Yves Fernand Manfoumbi : « Les agences notent le risque, les nations écrivent leur destin »

Libreville, (GM)- La récente décision de l’agence internationale de notation Moody’s de réviser à la baisse la perspective de la note souveraine du Gabon continue de susciter de nombreuses réactions dans les milieux économiques et financiers.

 Si cette annonce peut apparaître comme un motif d’inquiétude pour certains observateurs, d’autres y voient avant tout un signal invitant le pays à accélérer ses réformes structurelles.

Parmi eux figure Yves Fernand Manfoumbi, qui estime que cette décision doit être analysée avec lucidité et discernement, au-delà de sa portée immédiate sur les marchés financiers.

Selon lui, l’évaluation de Moody’s intervient dans un contexte particulier marqué par la volonté des autorités gabonaises de procéder à un examen approfondi de la situation des finances publiques et des engagements financiers de l’État. Une démarche qui, loin de fragiliser la crédibilité du pays, traduirait au contraire un effort de transparence et de responsabilité dans la conduite des affaires publiques.

« La confiance ne se décrète pas.
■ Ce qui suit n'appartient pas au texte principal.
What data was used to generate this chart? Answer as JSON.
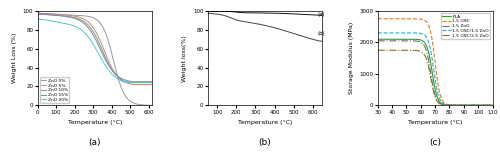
{
  "fig_width": 5.0,
  "fig_height": 1.55,
  "dpi": 100,
  "panel_a": {
    "xlabel": "Temperature (°C)",
    "ylabel": "Weight Loss (%)",
    "xlim": [
      0,
      620
    ],
    "ylim": [
      0,
      100
    ],
    "label_a": "(a)",
    "legend_labels": [
      "ZnO 0%",
      "ZnO 5%",
      "ZnO 10%",
      "ZnO 15%",
      "ZnO 20%"
    ],
    "colors": [
      "#999999",
      "#d08080",
      "#6aaa6a",
      "#8080c0",
      "#50c8c8"
    ],
    "xticks": [
      0,
      100,
      200,
      300,
      400,
      500,
      600
    ],
    "yticks": [
      0,
      20,
      40,
      60,
      80,
      100
    ]
  },
  "panel_b": {
    "xlabel": "Temperature (°C)",
    "ylabel": "Weight loss(%)",
    "xlim": [
      50,
      650
    ],
    "ylim": [
      0,
      100
    ],
    "label_b": "(b)",
    "curve_labels": [
      "(a)",
      "(b)"
    ],
    "colors": [
      "#111111",
      "#444444"
    ],
    "xticks": [
      100,
      200,
      300,
      400,
      500,
      600
    ],
    "yticks": [
      0,
      20,
      40,
      60,
      80,
      100
    ]
  },
  "panel_c": {
    "xlabel": "Temperature (°C)",
    "ylabel": "Storage Modulus (MPa)",
    "xlim": [
      30,
      110
    ],
    "ylim": [
      0,
      3000
    ],
    "label_c": "(c)",
    "legend_labels": [
      "PLA",
      "1.5 CNC",
      "1.5 ZnO",
      "1.5 CNC/1.5 ZnO",
      "1.5 CNC/2.5 ZnO"
    ],
    "colors": [
      "#2ca02c",
      "#e07820",
      "#707070",
      "#20b0c8",
      "#907020"
    ],
    "linestyles": [
      "-",
      "--",
      "-.",
      "--",
      "-."
    ],
    "yticks": [
      0,
      1000,
      2000,
      3000
    ],
    "xticks": [
      30,
      40,
      50,
      60,
      70,
      80,
      90,
      100,
      110
    ]
  }
}
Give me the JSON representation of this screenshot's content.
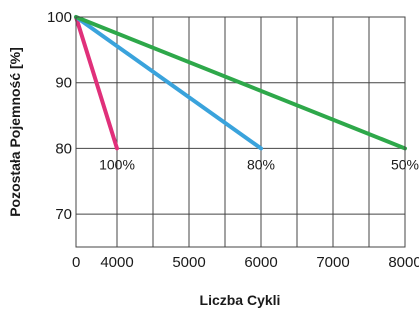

Elle se construit », souligne-t-il, estimant que la crédibilité financière d’un État repose avant tout sur sa capacité à maîtriser ses finances, à connaître précisément ses engagements et à orienter efficacement ses ressources vers les investissements productifs.

Pour l’ancien ministre, la question centrale ne réside pas tant dans la décision de l’agence de notation que dans la manière dont le Gabon répondra aux préoccupations soulevées. Cette réponse devrait s’articuler autour de plusieurs axes majeurs : la rigueur budgétaire, l’amélioration de la gouvernance publique, la diversification de l’économie nationale et le renforcement de l’efficacité de l’action de l’État.

Cette vision s’inscrit dans le contexte plus large de la transition engagée par le pays depuis plusieurs mois. Une période de transformation qui, selon lui, exige des ajustements parfois difficiles, mais nécessaires pour poser les bases d’une croissance plus durable et moins dépendante des revenus pétroliers.

Malgré les défis actuels, Yves Fernand Manfoumbi rappelle que le Gabon conserve des atouts importants. Il cite notamment la stabilité institutionnelle, l’abondance des ressources naturelles, sa position stratégique en Afrique centrale ainsi que le potentiel de sa jeunesse.

Pour lui, ces avantages comparatifs devront désormais être valorisés à travers des politiques économiques capables de générer davantage de richesses, d’emplois et d’investissements.

Dans cette perspective, la révision de la perspective souveraine par Moody’s ne devrait pas être perçue comme une condamnation, mais comme un avertissement appelant à une accélération des réformes. Un rappel, en somme, des exigences auxquelles sont confrontés les États dans un environnement économique international de plus en plus concurrentiel.

« Les agences de notation évaluent le risque. Les nations écrivent leur destin », résume-t-il.

Une formule qui traduit l’idée selon laquelle la crédibilité financière d’un pays ne dépend pas uniquement des évaluations externes, mais surtout de sa capacité à transformer les contraintes du présent en leviers de développement pour l’avenir.